Bowspring habe ich als das „weibliche“ Yoga kennengelernt, weg von der festen starren Form, hin zu den Kurven. Es ist dynamisch, ständig in Bewegung und dennoch sensitiv, fein, pulsierend. Es wirkt in und durch die Faszien der langen Muskelketten, berührt tief und lässt uns anknüpfen an eine in uns wohnende Kraft, die wir im Alltag oft unter einem Verspannungs-Panzer verbergen. Reines Quellwasser, das sich mäandernd und spielerisch seinen Weg sucht, ursprünglich, immer neu und radikal frei – so erlebe ich Bowspring. Es macht uns über den Körper erfahrbar, wie wir uns aus uns selbst heraus Kraft und Halt geben können um die Flügel unseres Seins voller kraftvoller Leichtigkeit weit aufzuspannen und das Leben in all seinen abwechslungsreichen und sich ständig wandelnden Facetten zu feiern.
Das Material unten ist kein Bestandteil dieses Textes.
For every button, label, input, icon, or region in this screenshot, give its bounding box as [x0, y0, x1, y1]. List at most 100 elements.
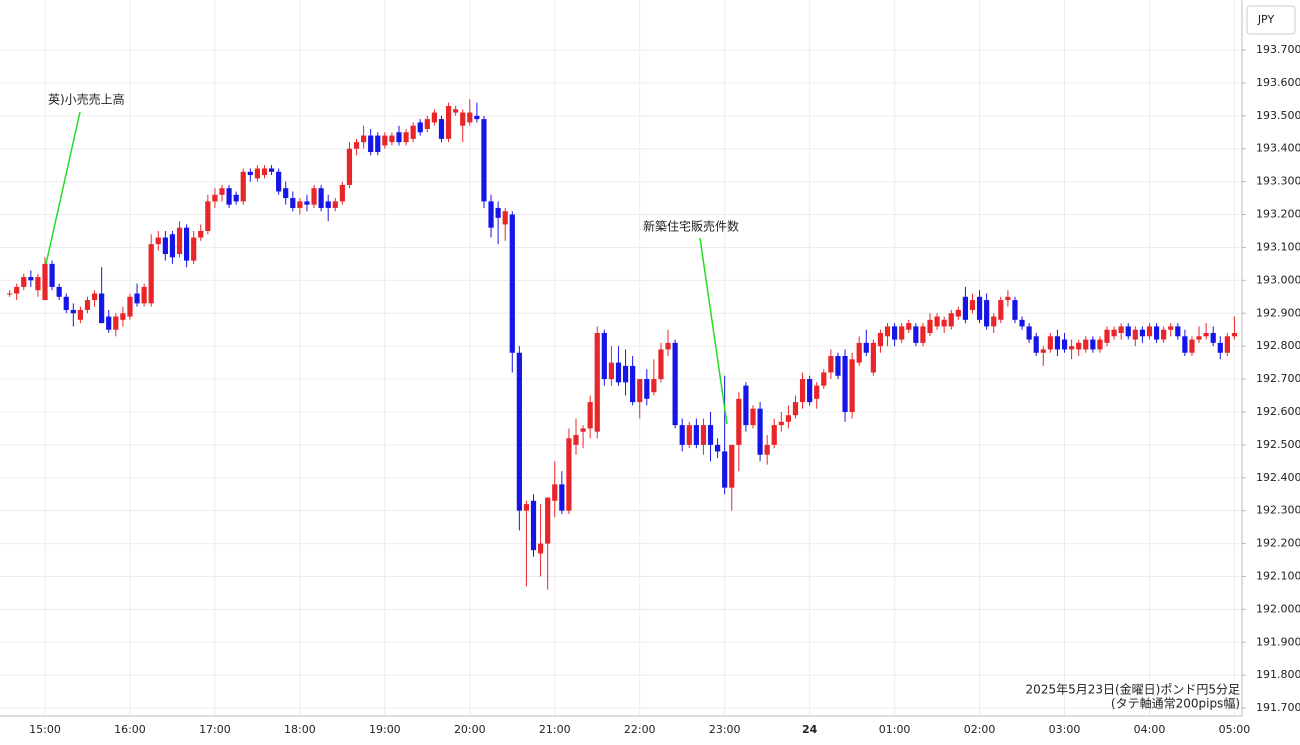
candle-body	[559, 484, 565, 511]
candle-body	[368, 135, 374, 153]
candle-body	[955, 309, 961, 317]
candle-body	[991, 316, 997, 327]
candle-body	[212, 194, 218, 202]
candle-body	[424, 119, 430, 129]
y-tick-label: 192.400	[1256, 471, 1300, 484]
candle-body	[21, 277, 27, 287]
candle-body	[1012, 300, 1018, 320]
candle-body	[148, 244, 154, 304]
grid	[0, 0, 1242, 716]
candle-body	[545, 497, 551, 544]
candle-body	[807, 379, 813, 403]
candle-body	[417, 122, 423, 133]
candle-body	[523, 504, 530, 511]
candle-body	[1189, 339, 1195, 353]
x-tick-label: 15:00	[29, 723, 61, 736]
candle-body	[743, 385, 749, 426]
annotation: 新築住宅販売件数	[643, 219, 739, 234]
x-tick-label: 22:00	[624, 723, 656, 736]
y-tick-label: 193.000	[1256, 273, 1300, 286]
candle-body	[1210, 332, 1216, 343]
y-tick-label: 192.000	[1256, 602, 1300, 615]
candle-body	[1061, 339, 1068, 350]
x-tick-label: 20:00	[454, 723, 486, 736]
candle-body	[941, 319, 947, 327]
candle-body	[453, 109, 459, 113]
candle-body	[1069, 346, 1075, 350]
candle-body	[686, 425, 692, 445]
candle-body	[488, 201, 494, 228]
candle-body	[7, 293, 13, 295]
y-tick-label: 193.500	[1256, 109, 1300, 122]
candle-body	[530, 500, 537, 551]
candle-body	[141, 286, 147, 304]
candle-body	[715, 444, 721, 452]
candle-body	[814, 385, 820, 399]
candle-body	[495, 207, 501, 218]
candle-body	[1033, 336, 1039, 353]
candle-body	[106, 316, 112, 330]
candle-body	[410, 125, 416, 139]
candle-body	[49, 263, 55, 287]
candle-body	[70, 309, 76, 314]
candle-body	[155, 237, 161, 245]
y-tick-label: 192.600	[1256, 405, 1300, 418]
candle-body	[630, 365, 636, 403]
candle-body	[226, 188, 232, 205]
candle-body	[594, 332, 600, 432]
candle-body	[1231, 332, 1238, 337]
candle-body	[842, 356, 848, 412]
candle-body	[438, 119, 445, 139]
candle-body	[828, 356, 834, 373]
annotation: 英)小売売上高	[48, 92, 125, 107]
candle-body	[120, 313, 126, 320]
x-tick-label: 05:00	[1219, 723, 1251, 736]
candle-body	[913, 326, 919, 343]
candle-body	[1090, 339, 1096, 350]
candle-body	[396, 132, 402, 143]
candle-body	[219, 188, 225, 195]
candle-body	[325, 201, 331, 208]
candle-body	[63, 296, 69, 310]
y-tick-label: 193.600	[1256, 76, 1300, 89]
y-tick-label: 191.800	[1256, 668, 1300, 681]
candle-body	[431, 112, 437, 123]
candle-body	[42, 263, 48, 301]
candle-body	[601, 332, 607, 380]
candle-body	[622, 365, 629, 383]
candle-body	[389, 135, 395, 143]
candle-body	[91, 293, 98, 301]
candle-body	[764, 444, 770, 455]
candle-body	[1026, 326, 1032, 340]
candle-body	[445, 105, 452, 139]
candle-body	[1040, 349, 1046, 353]
candle-body	[785, 415, 791, 422]
candle-body	[1054, 336, 1061, 350]
candle-body	[35, 277, 41, 291]
candle-body	[976, 296, 983, 320]
candle-body	[77, 309, 83, 320]
candle-body	[870, 342, 876, 373]
candle-body	[906, 323, 912, 330]
candle-body	[240, 171, 246, 202]
candle-body	[382, 135, 388, 146]
candle-body	[693, 425, 699, 445]
candle-body	[580, 428, 586, 432]
candle-body	[1217, 342, 1223, 353]
y-tick-label: 191.700	[1256, 701, 1300, 714]
candle-body	[99, 293, 105, 324]
candle-body	[1097, 339, 1103, 350]
candle-body	[608, 362, 614, 380]
candle-body	[127, 296, 133, 317]
x-tick-label: 17:00	[199, 723, 231, 736]
candle-body	[1146, 326, 1153, 337]
x-tick-label: 24	[802, 723, 818, 736]
candle-body	[311, 188, 317, 205]
candle-body	[1083, 339, 1089, 350]
x-tick-label: 03:00	[1049, 723, 1081, 736]
candle-body	[339, 184, 345, 202]
candle-body	[651, 379, 657, 393]
candle-body	[750, 408, 756, 426]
Yin Yoga kommt rein äußerlich betrachtet natürlich erstmal ganz anders daher. Langes stilles Verweilen, ruhige Entschleunigung mit so wenig Bewegung wie möglich. Doch diese Ruhe ist alles andere als starr, sie ist im Gegenteil sogar äußerst lebendig. Im Yin Yoga lassen wir uns sanft in die tiefen Faszien sinken und kommen so in Kontakt mit dem feinen sinnlichen Puls des Lebens. Wenn wir aufhören rein muskulär zu „tun“, erlauben wir uns ein hinein fühlen in die harmonischen Rhythmen des Lebens, die sonst im alltäglichen Lärm ganz gerne mal untergehen.
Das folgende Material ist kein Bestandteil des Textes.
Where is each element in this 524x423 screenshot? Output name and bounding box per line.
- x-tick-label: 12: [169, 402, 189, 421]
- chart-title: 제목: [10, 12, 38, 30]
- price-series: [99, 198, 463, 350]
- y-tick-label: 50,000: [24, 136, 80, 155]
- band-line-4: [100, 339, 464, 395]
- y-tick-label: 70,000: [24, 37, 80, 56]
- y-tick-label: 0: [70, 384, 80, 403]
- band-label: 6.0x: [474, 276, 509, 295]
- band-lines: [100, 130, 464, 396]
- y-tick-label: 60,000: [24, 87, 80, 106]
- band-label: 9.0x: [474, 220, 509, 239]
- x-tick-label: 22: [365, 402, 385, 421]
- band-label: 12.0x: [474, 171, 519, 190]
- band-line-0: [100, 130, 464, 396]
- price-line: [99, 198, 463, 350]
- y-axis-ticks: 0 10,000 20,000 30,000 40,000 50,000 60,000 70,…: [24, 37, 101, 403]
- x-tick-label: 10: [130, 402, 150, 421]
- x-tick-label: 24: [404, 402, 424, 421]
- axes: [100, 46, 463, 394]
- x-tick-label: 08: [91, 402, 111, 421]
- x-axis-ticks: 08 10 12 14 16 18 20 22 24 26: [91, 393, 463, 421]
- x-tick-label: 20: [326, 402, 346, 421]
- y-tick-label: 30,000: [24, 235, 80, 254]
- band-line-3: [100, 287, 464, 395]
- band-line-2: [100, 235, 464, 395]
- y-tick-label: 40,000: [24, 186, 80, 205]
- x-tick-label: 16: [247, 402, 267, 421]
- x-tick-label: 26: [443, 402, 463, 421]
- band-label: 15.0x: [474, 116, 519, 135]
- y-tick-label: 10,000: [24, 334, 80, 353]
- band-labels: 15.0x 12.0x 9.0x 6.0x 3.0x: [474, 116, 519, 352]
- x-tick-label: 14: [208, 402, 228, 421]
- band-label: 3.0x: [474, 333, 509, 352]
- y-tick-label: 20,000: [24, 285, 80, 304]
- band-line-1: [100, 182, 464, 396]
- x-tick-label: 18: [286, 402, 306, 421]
Auch hier erlauben und suchen wir Kurven in denen wir uns jedoch nicht im alltäglichen Sinne krümmen oder verbiegen. Es ist ein offenes sich hingeben, ein demütiges schmelzen, ein sich vor sich selber verneigen. Wir durchweichen unsere emotionale Alltags-Rüstung, kommen unserem Kern näher und werden Schicht um Schicht berührbarer.
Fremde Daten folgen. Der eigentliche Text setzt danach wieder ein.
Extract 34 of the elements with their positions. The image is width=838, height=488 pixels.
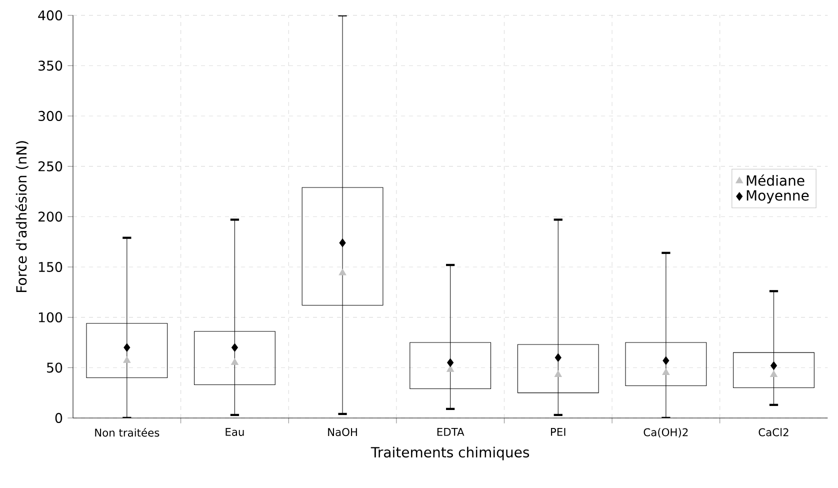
- point: [554, 370, 562, 377]
- x-tick-label: CaCl2: [758, 428, 788, 436]
- y-tick-label: 150: [38, 262, 62, 272]
- x-tick-label: Ca(OH)2: [644, 428, 688, 438]
- point: [231, 343, 238, 352]
- point: [446, 365, 454, 372]
- point: [447, 358, 454, 367]
- y-tick-label: 350: [38, 60, 62, 71]
- y-axis-title: Force d'adhésion (nN): [15, 141, 28, 292]
- y-tick-label: 100: [38, 312, 62, 322]
- legend-label: Médiane: [746, 174, 804, 186]
- x-tick-label: NaOH: [328, 428, 357, 436]
- y-tick-label: 200: [38, 212, 62, 222]
- point: [124, 343, 130, 352]
- point: [230, 358, 238, 365]
- point: [339, 238, 346, 248]
- y-tick-label: 50: [47, 362, 62, 373]
- x-tick-label: PEI: [551, 428, 566, 436]
- point: [662, 368, 670, 375]
- point: [662, 356, 670, 365]
- point: [338, 268, 346, 276]
- y-tick-label: 400: [38, 10, 62, 20]
- point: [770, 361, 778, 370]
- point: [554, 353, 562, 362]
- y-tick-label: 0: [55, 412, 62, 424]
- x-axis-title: Traitements chimiques: [370, 446, 530, 460]
- point: [770, 370, 778, 377]
- x-tick-label: Non traitées: [95, 428, 160, 437]
- point: [123, 356, 131, 363]
- x-tick-label: EDTA: [437, 428, 464, 436]
- y-tick-label: 250: [38, 161, 62, 172]
- y-tick-label: 300: [38, 110, 62, 122]
- legend-label: Moyenne: [746, 190, 809, 204]
- x-tick-label: Eau: [226, 428, 244, 436]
In meinen Yin Yoga Klassen räkeln wir uns spielerisch in die Position hinein, erschaffen Raum im hingebungsvollen Schmelzen durch die Form hindurch, tiefer in uns selbst um dann vom äußeren immer feiner und letztlich eins zu werden mit den lebendigen Atemwellen des Hier und Jetzt.

Das fällt vielen oft schwer, vor allem weil wir dort verweilen und die Wirkung dieser liebevoll annehmenden inneren Haltung uns selbst gegenüber wahrlich pur erleben ohne uns durch äußere Aktivität von dieser Erfahrung der Selbstliebe ablenken zu können.

Tief tauchen in den stillen klaren See, das ist für mich Yin Yoga. Auch dort ist Bewegung, nur eine gänzlich andere, denn starres Wasser wäre entweder ein harter Eiskristall oder schlichtweg tot.

Wir berühren die tieferen Wellen und Strömungen des puren Seins.

Bowspring und Yin Yoga – beides ist weiblich, beides ist Wasser, beides ist frei von jeglicher äußeren Form, beides konfrontiert uns liebevoll schonungslos mit unserer Freiheit selber Schöpfer unsere Erfahrung zu sein, beides lädt ein uns endlich wieder zu fühlen. Es fordert unsere Achtsamkeit und unseren Sanftmut. Es gibt keine Vorgaben im Sinne von richtig oder falsch, es gibt keine statische Ausrichtung, keine Korrektur oder gar ein vorgegebenes Ziel. Beide Stile führen zur Quelle unserer Kraft, zu unserer unermesslichen Schöpferkraft. Und sie fordern uns auf Frieden mit unserem Körper, diesem wundervollen Sinneswerkzeug zu machen, diesem Geschenk, uns hier in diesem Leben zu erfahren, mit unserem ganzen Wesen zu wachsen und zu lernen.

Für mich ist beides eine äußerst spirituelle Praxis, die in der Kombination ein wundervolles Ganzes ergibt.

Einmal kraftvolles Erleben und Ausagieren unserer eigenen kreativen Schöpferkraft, einmal stilles Beobachten, Gewahrwerden, Anerkennen und Danken ebendieser Kraft.

Das Göttliche erschafft alles Sein. Dann ruht das Göttliche und erkennt an, es war gut.